Where is a good place to find n scale layouts of train yards with turn tables and roundhouses.


----------



## Brakeman Jake (Mar 8, 2009)

Google on "Model train layouts".


----------



## suncoaster32 (Aug 30, 2015)

I have been was checking to see if there are any places that people k ow about to look up specific layouts...


----------



## Viperjim1 (Mar 19, 2015)

*Layouts*

Also try YouTube and put in n scale layouts and this might help you to decide what's for you.


----------



## Brakeman Jake (Mar 8, 2009)

Layouts are generally listed per scale,themes,dimensions and in some cases their overall shapes.


----------



## tr1 (Mar 9, 2013)

*"N" scale railroad buildings and things of this nature.*



suncoaster32 said:


> Where is a good place to find n scale layouts of train yards with turn tables and roundhouses.

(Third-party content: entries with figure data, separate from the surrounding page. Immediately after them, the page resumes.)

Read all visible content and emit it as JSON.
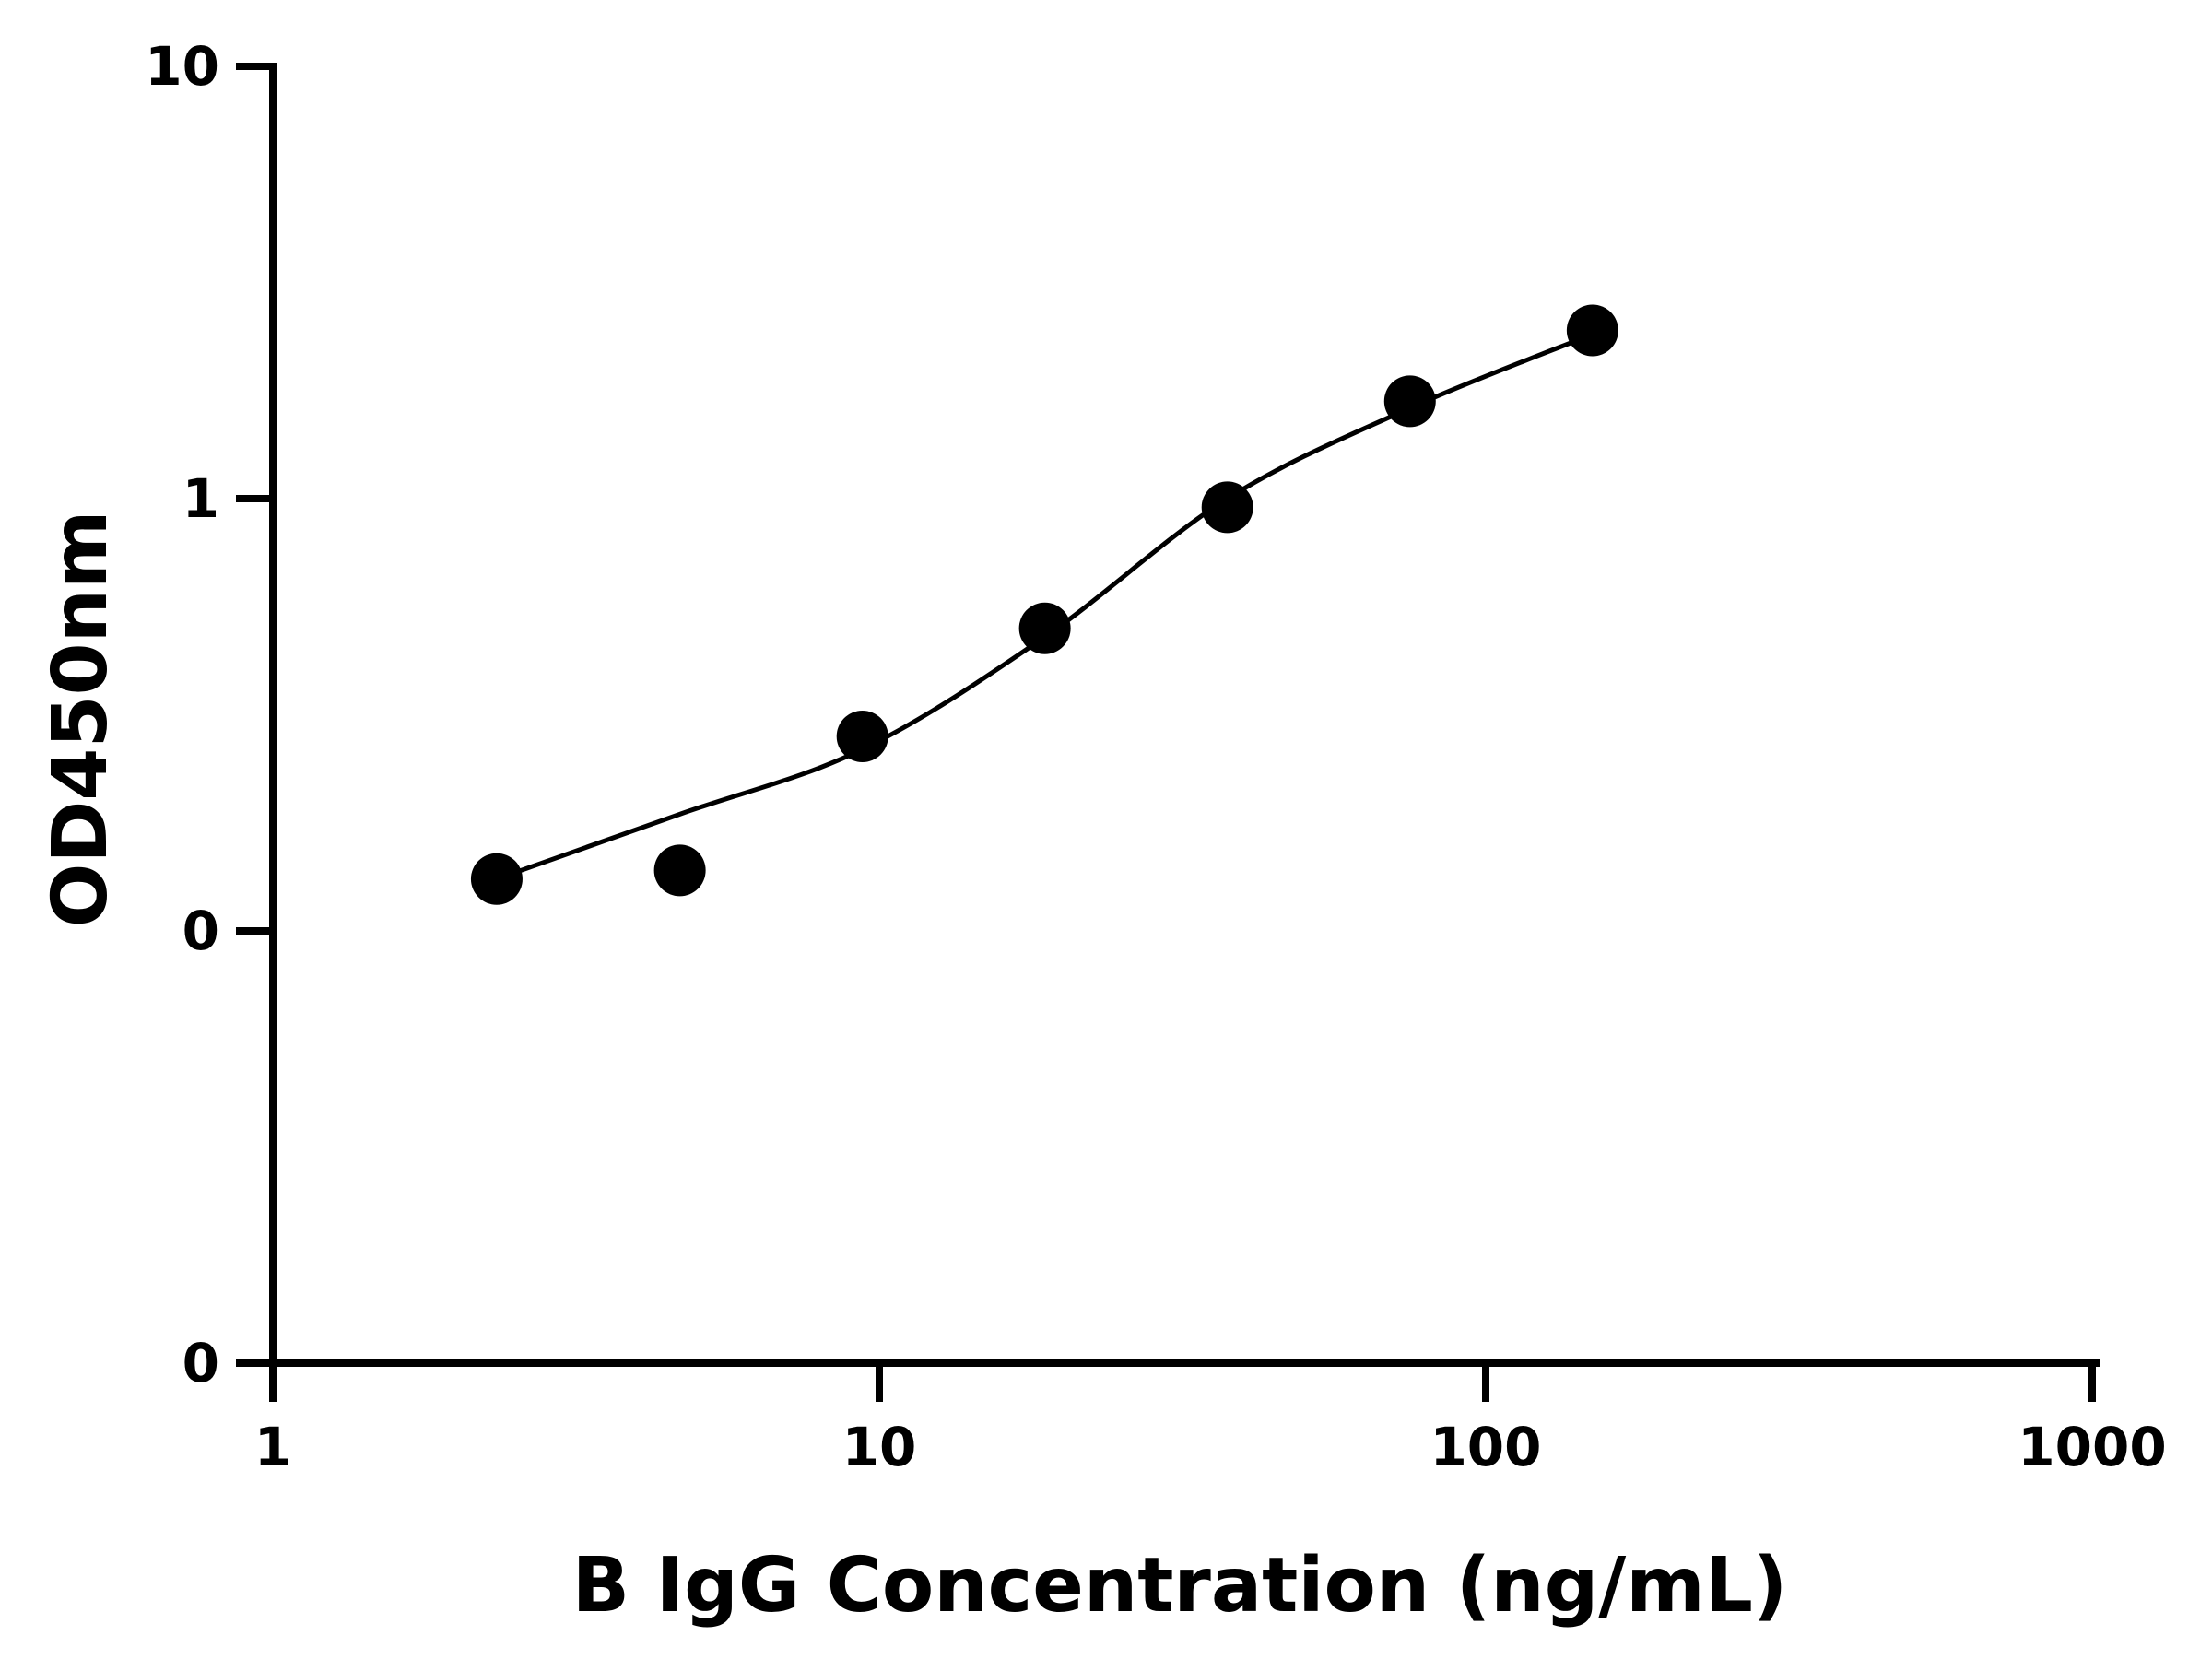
{
  "chart_data": {
    "type": "scatter",
    "title": "",
    "xlabel": "B IgG Concentration (ng/mL)",
    "ylabel": "OD450nm",
    "x_scale": "log",
    "y_scale": "custom-broken",
    "xlim": [
      1,
      1000
    ],
    "x_ticks": [
      "1",
      "10",
      "100",
      "1000"
    ],
    "y_ticks": [
      "0",
      "0",
      "1",
      "10"
    ],
    "grid": false,
    "legend": "none",
    "series": [
      {
        "type": "scatter",
        "x": [
          2.34,
          4.69,
          9.38,
          18.75,
          37.5,
          75,
          150
        ],
        "y": [
          0.12,
          0.14,
          0.45,
          0.7,
          0.98,
          1.68,
          2.45
        ]
      },
      {
        "type": "line",
        "x": [
          2.34,
          4.69,
          9.38,
          18.75,
          37.5,
          75,
          150
        ],
        "y": [
          0.12,
          0.27,
          0.42,
          0.68,
          1.0,
          1.62,
          2.4
        ]
      }
    ],
    "colors": {
      "axis": "#000000",
      "points": "#000000",
      "curve": "#000000"
    }
  }
}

I'm not into N scale, You might want to try Atlas Model train company out east.
I'm not sure what they have to offer in N scale.
They have a lot of buildings for ho(1/87th scale) however,though


----------



## Cycleops (Dec 6, 2014)

Try Model Railroader, I think they have a archive of layout plans but it might cost you. There should plenty of free stuff on the net.


----------



## traction fan (Oct 5, 2014)

*Track Plans*



suncoaster32 said:


> Where is a good place to find n scale layouts of train yards with turn tables and roundhouses.


 suncoaster;

You can find track plans for multiple scales, including N scale in the book, "102 Track Plans".
It shows all sorts of plans, some with turntables & roundhouses, for many different spaces. With some simple arithmetic, most all of them can be converted to any of the popular scales. You can order the book from www.kalmbach.com


Traction Fan


----------



## acsisedh (Nov 30, 2015)

*Helpful Website*

Although modeled on Japan's railways, you may find this website helpful:

http://www.sumidacrossing.org/


----------



## suncoaster32 (Aug 30, 2015)

Thanks for all the helpful hints. Using them helped me fine a few that i am looking to combine.


----------